LeBlanc Haley said elected officials must demonstrate leadership, not capitulation.
“Because capitulation means death for people, and that is unacceptable, and it also means that we’re not living up to its obligation to provide housing as a right,” she said.
Minister responsible for housing David Hickey said it has learned its lesson on meaningful consultation. Hickey spoke with Mayor Allan MacEachern earlier this week and told him the province needs a bridge housing project in St. Stephen.
“We need a solution to the shelter situation in St.
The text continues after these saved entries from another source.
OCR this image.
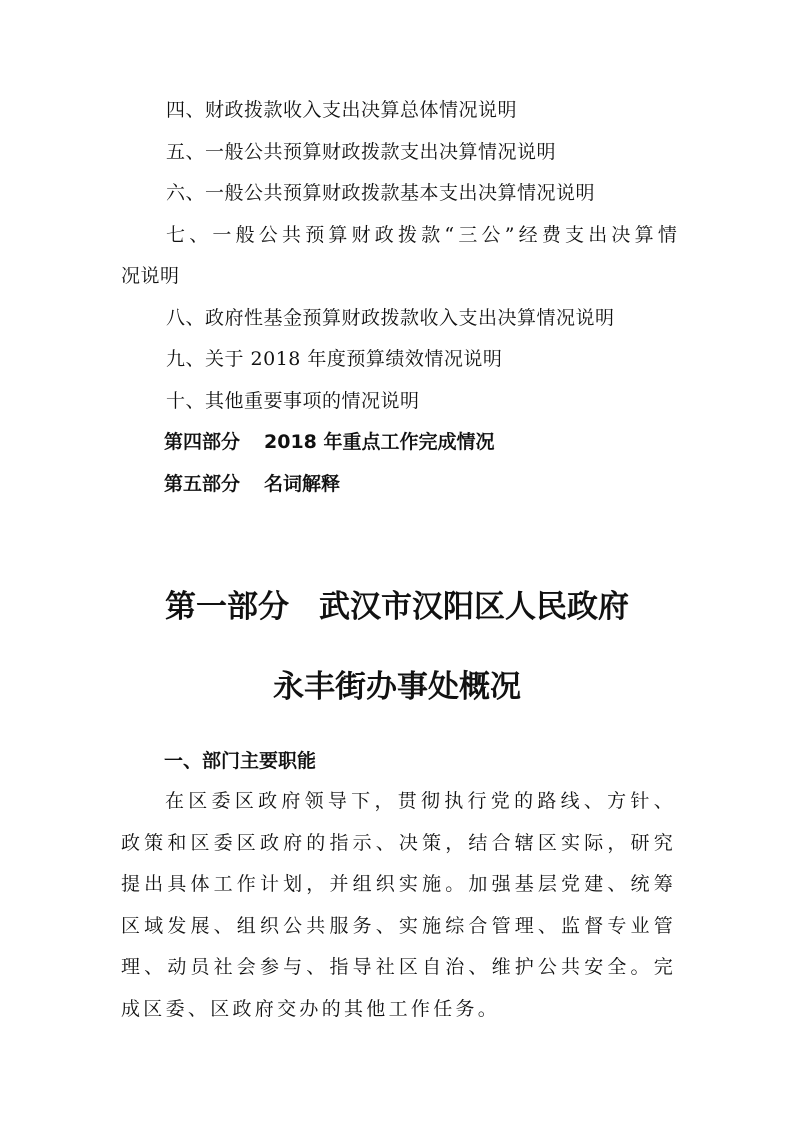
四、财政拨款收入支出决算总体情况说明
五、一般公共预算财政拨款支出决算情况说明
六、一般公共预算财政拨款基本支出决算情况说明
七、一般公共预算财政拨款“三公”经费支出决算情
况说明
八、政府性基金预算财政拨款收入支出决算情况说明
九、关于 2018 年度预算绩效情况说明
十、其他重要事项的情况说明
第四部分 2018 年重点工作完成情况
第五部分 名词解释
第一部分 武汉市汉阳区人民政府
永丰街办事处概况
一、部门主要职能
在区委区政府领导下，贯彻执行党的路线、方针、政策和区委区政府的指示、决策，结合辖区实际，研究提出具体工作计划，并组织实施。加强基层党建、统筹区域发展、组织公共服务、实施综合管理、监督专业管理、动员社会参与、指导社区自治、维护公共安全。完成区委、区政府交办的其他工作任务。
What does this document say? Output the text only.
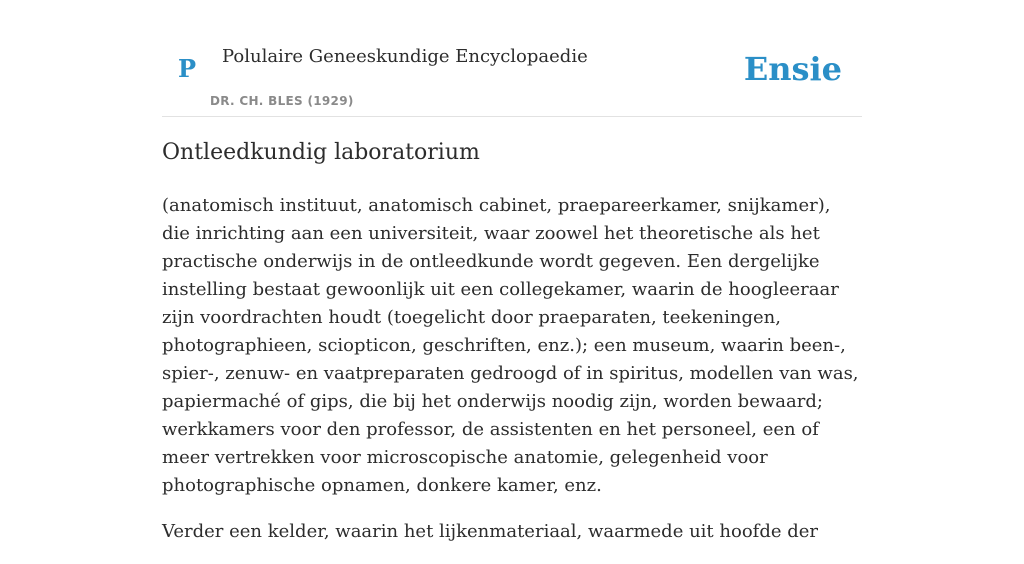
P Polulaire Geneeskundige Encyclopaedie
DR. CH. BLES (1929)
Ensie
Ontleedkundig laboratorium

(anatomisch instituut, anatomisch cabinet, praepareerkamer, snijkamer), die inrichting aan een universiteit, waar zoowel het theoretische als het practische onderwijs in de ontleedkunde wordt gegeven. Een dergelijke instelling bestaat gewoonlijk uit een collegekamer, waarin de hoogleeraar zijn voordrachten houdt (toegelicht door praeparaten, teekeningen, photographieen, sciopticon, geschriften, enz.); een museum, waarin been-, spier-, zenuw- en vaatpreparaten gedroogd of in spiritus, modellen van was, papiermaché of gips, die bij het onderwijs noodig zijn, worden bewaard; werkkamers voor den professor, de assistenten en het personeel, een of meer vertrekken voor microscopische anatomie, gelegenheid voor photographische opnamen, donkere kamer, enz.

Verder een kelder, waarin het lijkenmateriaal, waarmede uit hoofde der
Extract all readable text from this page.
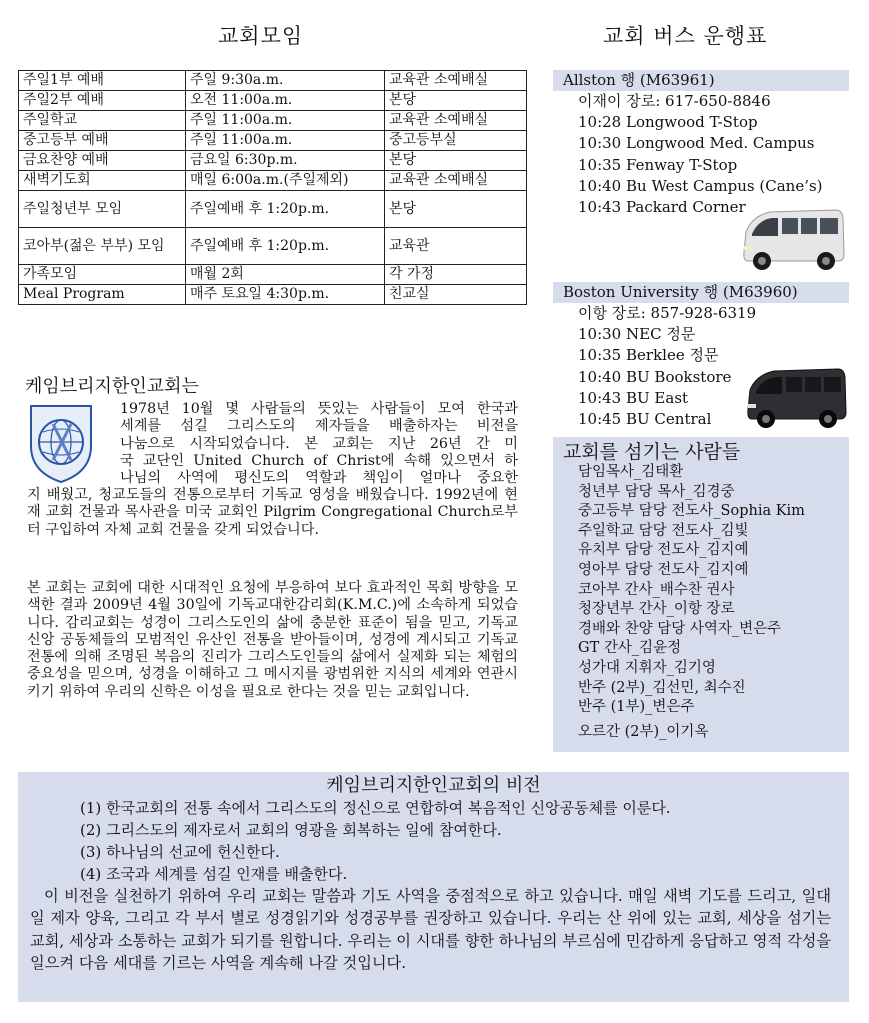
교회모임
주일1부 예배	주일 9:30a.m.	교육관 소예배실
주일2부 예배	오전 11:00a.m.	본당
주일학교	주일 11:00a.m.	교육관 소예배실
중고등부 예배	주일 11:00a.m.	중고등부실
금요찬양 예배	금요일 6:30p.m.	본당
새벽기도회	매일 6:00a.m.(주일제외)	교육관 소예배실
주일청년부 모임	주일예배 후 1:20p.m.	본당
코아부(젊은 부부) 모임	주일예배 후 1:20p.m.	교육관
가족모임	매월 2회	각 가정
Meal Program	매주 토요일 4:30p.m.	친교실
교회 버스 운행표
Allston 행 (M63961)
이재이 장로: 617-650-8846
10:28 Longwood T-Stop
10:30 Longwood Med. Campus
10:35 Fenway T-Stop
10:40 Bu West Campus (Cane’s)
10:43 Packard Corner
Boston University 행 (M63960)
이항 장로: 857-928-6319
10:30 NEC 정문
10:35 Berklee 정문
10:40 BU Bookstore
10:43 BU East
10:45 BU Central
교회를 섬기는 사람들
담임목사_김태환
청년부 담당 목사_김경중
중고등부 담당 전도사_Sophia Kim
주일학교 담당 전도사_김빛
유치부 담당 전도사_김지예
영아부 담당 전도사_김지예
코아부 간사_배수찬 권사
청장년부 간사_이항 장로
경배와 찬양 담당 사역자_변은주
GT 간사_김윤정
성가대 지휘자_김기영
반주 (2부)_김선민, 최수진
반주 (1부)_변은주
오르간 (2부)_이기옥
케임브리지한인교회는
1978년 10월 몇 사람들의 뜻있는 사람들이 모여 한국과
세계를 섬길 그리스도의 제자들을 배출하자는 비전을
나눔으로 시작되었습니다. 본 교회는 지난 26년 간 미
국 교단인 United Church of Christ에 속해 있으면서 하
나님의 사역에 평신도의 역할과 책임이 얼마나 중요한

지 배웠고, 청교도들의 전통으로부터 기독교 영성을 배웠습니다. 1992년에 현재 교회 건물과 목사관을 미국 교회인 Pilgrim Congregational Church로부터 구입하여 자체 교회 건물을 갖게 되었습니다.

본 교회는 교회에 대한 시대적인 요청에 부응하여 보다 효과적인 목회 방향을 모색한 결과 2009년 4월 30일에 기독교대한감리회(K.M.C.)에 소속하게 되었습니다. 감리교회는 성경이 그리스도인의 삶에 충분한 표준이 됨을 믿고, 기독교 신앙 공동체들의 모범적인 유산인 전통을 받아들이며, 성경에 계시되고 기독교 전통에 의해 조명된 복음의 진리가 그리스도인들의 삶에서 실제화 되는 체험의 중요성을 믿으며, 성경을 이해하고 그 메시지를 광범위한 지식의 세계와 연관시키기 위하여 우리의 신학은 이성을 필요로 한다는 것을 믿는 교회입니다.

케임브리지한인교회의 비전
(1) 한국교회의 전통 속에서 그리스도의 정신으로 연합하여 복음적인 신앙공동체를 이룬다.
(2) 그리스도의 제자로서 교회의 영광을 회복하는 일에 참여한다.
(3) 하나님의 선교에 헌신한다.
(4) 조국과 세계를 섬길 인재를 배출한다.

이 비전을 실천하기 위하여 우리 교회는 말씀과 기도 사역을 중점적으로 하고 있습니다. 매일 새벽 기도를 드리고, 일대일 제자 양육, 그리고 각 부서 별로 성경읽기와 성경공부를 권장하고 있습니다. 우리는 산 위에 있는 교회, 세상을 섬기는 교회, 세상과 소통하는 교회가 되기를 원합니다. 우리는 이 시대를 향한 하나님의 부르심에 민감하게 응답하고 영적 각성을 일으켜 다음 세대를 기르는 사역을 계속해 나갈 것입니다.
Stephen and we have the funding … to do it at this moment,” he said. “We need to be able to deliver on that quickly.”
He said if the municipality can commit to finding a location, the province will begin its partnership with whatever operator that is going to lead it.
“We’ll start making sure we’re buying the infrastructure,” he said, adding it wants to move forward with the funding so when the right site is identified, the province can move quickly.
“At the end of the day, it means we need the municipality to commit to finding us the right location,” Hickey said.
Hickey said there is an urgency to distribute the $7.4 million before the end of the fiscal year, which is typically in March. Neighbourhood Works Inc., the operator of the Lighthouse Lodge in St. Stephen, submitted a 17-page proposal to the council for consideration in November 2025.
MacEachern said he hopes a new location for the proposed project can be found in a matter of days, not months.